Why We Don't Tell
#MeToo
Why We Don’t Tell
Why We Don’t Tell
--AJ McAninch
As I watch Dr. Christine Blasey Ford bravely tell her story
while others try to mock her, more women gather strength to support and protect
one another. And my own story rises to my consciousness again as it has far
more often in my older years where I had suppressed the memories for decades. I’ve
tried to sort through this, write about this, failed. But now I feel a
responsibility to ‘tell’ because we’ve been silent for so long, and others have
decided not to remain there—especially when telling means everything to other
women and to this movement and to the future for women, especially in this
case.
So, my story:
I was sexually assaulted when I was 14 by a 17-year-old boy.
There was a witness, but he laughed. Both are dead now, but no one would have
believed me because I was ‘nobody’ and because of who the boy was. I was not
raised with an emotional support system or any confidence at all, so I wouldn’t
have told anyway, because I would have assumed it was my fault.
I was sexually assaulted again when I was 15 by a family
member. I froze, I think I went into shock, I told no one. To this day, no one then
knows it happened much less who it was. He, too, is dead. But I don’t think
anyone would believe me, or they would absolutely deny, or would say, “but he’s
not here to defend himself.” I still can’t bear to think about it, and writing this
is excruciating because it was the ultimate betrayal that affected all the rest
of my life. I didn’t even accept that it had happened to me, repressing it for
decades.
From both attacks, I spent my teen years hidden, alone; I
never had a date until my senior year; I lived in my room, reading novels and
listening to radio. I was an isolated, fearful girl. I was a good student,
though, so people who knew me then would probably think I was just fine with my
grades and small activities in school, and would not believe any of my story.
So, I covered with fake laughter until I could get away from the high school
campus and flee into my shield-room. I look back on the girl today and feel so
sorry for her, so neglectful of what she needed from me to get well, and never
had.
But the horror wasn’t over. Since I had lived virtually
alone throughout my teen years and was inexperienced and naïve, I knew nothing.
And I was raped my sophomore year in college at a party with wine and drugs,
which I didn’t know were being dropped in the drinks. My lonely self was just
happy to be invited and did not know I was targeted. And he was paying
attention. He was popular, handsome, smart, a big deal on campus. I couldn’t
believe I was so lucky that night.
I wasn’t. He took me upstairs to a dark room
and onto a bed. I was a virgin. I told him I was and begged him to stop. He laughed
and said he was “pretty big,” so it might hurt, but “if you think I’m going to
stop now, you’re crazy.” He held me down, and he was right: he hurt me.

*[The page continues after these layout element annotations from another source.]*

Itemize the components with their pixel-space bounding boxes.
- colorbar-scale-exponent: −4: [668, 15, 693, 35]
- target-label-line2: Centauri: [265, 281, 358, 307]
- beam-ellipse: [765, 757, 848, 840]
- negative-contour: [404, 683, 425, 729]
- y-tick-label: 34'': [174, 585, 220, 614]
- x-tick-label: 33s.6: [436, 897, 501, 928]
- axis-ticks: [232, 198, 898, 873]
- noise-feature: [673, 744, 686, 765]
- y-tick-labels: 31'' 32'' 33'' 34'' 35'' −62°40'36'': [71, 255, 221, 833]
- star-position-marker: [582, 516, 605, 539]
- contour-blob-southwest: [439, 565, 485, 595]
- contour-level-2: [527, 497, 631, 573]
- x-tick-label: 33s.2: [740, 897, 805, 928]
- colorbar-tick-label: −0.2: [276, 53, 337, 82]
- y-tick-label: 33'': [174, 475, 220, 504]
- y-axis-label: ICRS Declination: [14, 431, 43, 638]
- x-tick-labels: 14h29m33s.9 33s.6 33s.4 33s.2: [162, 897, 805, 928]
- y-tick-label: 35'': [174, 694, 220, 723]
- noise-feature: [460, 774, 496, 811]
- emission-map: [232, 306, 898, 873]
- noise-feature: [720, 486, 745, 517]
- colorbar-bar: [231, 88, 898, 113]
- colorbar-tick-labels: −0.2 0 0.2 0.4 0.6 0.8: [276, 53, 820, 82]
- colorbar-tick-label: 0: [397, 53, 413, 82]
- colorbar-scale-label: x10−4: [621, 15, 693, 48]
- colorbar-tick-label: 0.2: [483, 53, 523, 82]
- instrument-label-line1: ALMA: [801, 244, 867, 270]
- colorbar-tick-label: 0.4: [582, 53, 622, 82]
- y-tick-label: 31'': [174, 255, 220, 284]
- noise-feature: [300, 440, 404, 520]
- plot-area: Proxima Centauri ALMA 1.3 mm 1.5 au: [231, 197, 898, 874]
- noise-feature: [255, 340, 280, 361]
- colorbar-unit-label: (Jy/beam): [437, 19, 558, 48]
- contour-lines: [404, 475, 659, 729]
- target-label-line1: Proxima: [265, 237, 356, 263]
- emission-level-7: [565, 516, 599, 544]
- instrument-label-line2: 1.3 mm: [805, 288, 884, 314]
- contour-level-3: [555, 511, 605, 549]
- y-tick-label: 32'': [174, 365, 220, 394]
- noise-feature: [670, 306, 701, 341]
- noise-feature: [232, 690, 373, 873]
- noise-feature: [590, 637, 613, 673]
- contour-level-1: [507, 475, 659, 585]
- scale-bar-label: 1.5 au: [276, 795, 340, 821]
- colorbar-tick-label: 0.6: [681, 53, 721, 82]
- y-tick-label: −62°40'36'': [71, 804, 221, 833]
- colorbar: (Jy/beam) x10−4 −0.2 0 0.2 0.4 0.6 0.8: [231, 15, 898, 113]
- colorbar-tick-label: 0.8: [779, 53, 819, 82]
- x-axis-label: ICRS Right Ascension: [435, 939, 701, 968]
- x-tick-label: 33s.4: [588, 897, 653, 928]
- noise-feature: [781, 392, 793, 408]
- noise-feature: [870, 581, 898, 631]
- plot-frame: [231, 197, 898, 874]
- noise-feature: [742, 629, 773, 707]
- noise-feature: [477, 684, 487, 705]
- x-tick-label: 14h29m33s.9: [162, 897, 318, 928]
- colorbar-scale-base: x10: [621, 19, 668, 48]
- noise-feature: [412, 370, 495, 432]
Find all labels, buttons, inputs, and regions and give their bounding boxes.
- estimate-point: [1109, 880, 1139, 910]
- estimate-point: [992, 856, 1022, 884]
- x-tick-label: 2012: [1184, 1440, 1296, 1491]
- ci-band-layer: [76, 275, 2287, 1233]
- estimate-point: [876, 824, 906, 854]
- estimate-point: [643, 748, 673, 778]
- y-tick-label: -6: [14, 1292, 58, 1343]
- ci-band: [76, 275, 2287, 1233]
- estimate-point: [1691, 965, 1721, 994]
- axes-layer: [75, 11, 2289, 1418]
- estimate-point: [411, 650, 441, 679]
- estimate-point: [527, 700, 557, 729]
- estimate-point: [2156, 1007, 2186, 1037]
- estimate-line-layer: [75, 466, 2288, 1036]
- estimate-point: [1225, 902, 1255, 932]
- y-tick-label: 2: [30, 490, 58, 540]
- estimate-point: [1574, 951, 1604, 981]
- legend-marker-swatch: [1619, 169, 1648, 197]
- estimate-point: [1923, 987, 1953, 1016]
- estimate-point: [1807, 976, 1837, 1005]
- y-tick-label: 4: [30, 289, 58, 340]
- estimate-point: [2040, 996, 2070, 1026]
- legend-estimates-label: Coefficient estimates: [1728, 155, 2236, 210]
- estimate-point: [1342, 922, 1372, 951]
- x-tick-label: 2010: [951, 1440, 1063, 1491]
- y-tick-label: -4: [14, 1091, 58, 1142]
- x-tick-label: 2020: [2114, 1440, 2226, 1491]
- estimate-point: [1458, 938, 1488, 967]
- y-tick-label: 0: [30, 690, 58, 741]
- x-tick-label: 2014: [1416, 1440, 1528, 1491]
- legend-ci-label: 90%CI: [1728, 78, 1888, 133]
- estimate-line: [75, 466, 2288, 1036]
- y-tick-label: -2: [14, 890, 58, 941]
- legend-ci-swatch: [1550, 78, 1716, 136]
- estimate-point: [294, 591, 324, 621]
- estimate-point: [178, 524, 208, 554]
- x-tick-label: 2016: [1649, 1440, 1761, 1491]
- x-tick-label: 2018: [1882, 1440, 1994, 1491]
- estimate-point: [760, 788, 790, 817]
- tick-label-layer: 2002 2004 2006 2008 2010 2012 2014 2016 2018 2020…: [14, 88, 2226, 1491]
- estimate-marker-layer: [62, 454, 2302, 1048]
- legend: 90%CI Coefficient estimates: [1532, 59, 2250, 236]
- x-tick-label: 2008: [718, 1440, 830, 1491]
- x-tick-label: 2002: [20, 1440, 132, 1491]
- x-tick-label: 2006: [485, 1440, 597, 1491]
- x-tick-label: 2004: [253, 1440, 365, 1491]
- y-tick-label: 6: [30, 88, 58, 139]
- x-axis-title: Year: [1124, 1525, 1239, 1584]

Afterwards,
he said, “Don’t speak to me on campus: I’m not friends with girls I screw.” And
I knew what I was now to the predator.
I bled for days. When I told her what he’d done, my roommate
said if I reported him, it would ruin his reputation, and that she would say it
was a lie. I bled. I should have seen a doctor; I didn’t. I should have told
someone; I didn’t. I bled and hurt and blamed myself. My grades went down, and
I hid in a part-time job away from campus for a year.
The assaults and attacks affected who I eventually became, but I was never who I was meant to be: she was lost. On the surface, I may seem to be a successful woman
now, and I am to some extent, but I would not talk about the attacks and
instead repressed what happened to me; I am only just now in my later years
facing the memories and images. I now know there are millions of us. But we are telling our stories because we finally have the support system in one
another that many of us lacked from others in our lives. Now we can finally
tell, and help one another.
Today, I know who he is—this predator who rapes, who preys
on us, who depends on our silence; I know who he is, what he did to me, does to
us, to my sisters, and I will not be silent. So to you men (and women)
who deny the truth we tell you, who have done that to us for millennia while we
bleed, while we are assaulted and raped and hurt and ignored: they did it. We’re not going to
stop telling; we’re not going to shut up; we’re here, and we’re going to rise
up, take our places, and fight back. They did it; and we’re going to tell. You
will listen, fight back with us, or be replaced—very likely by us.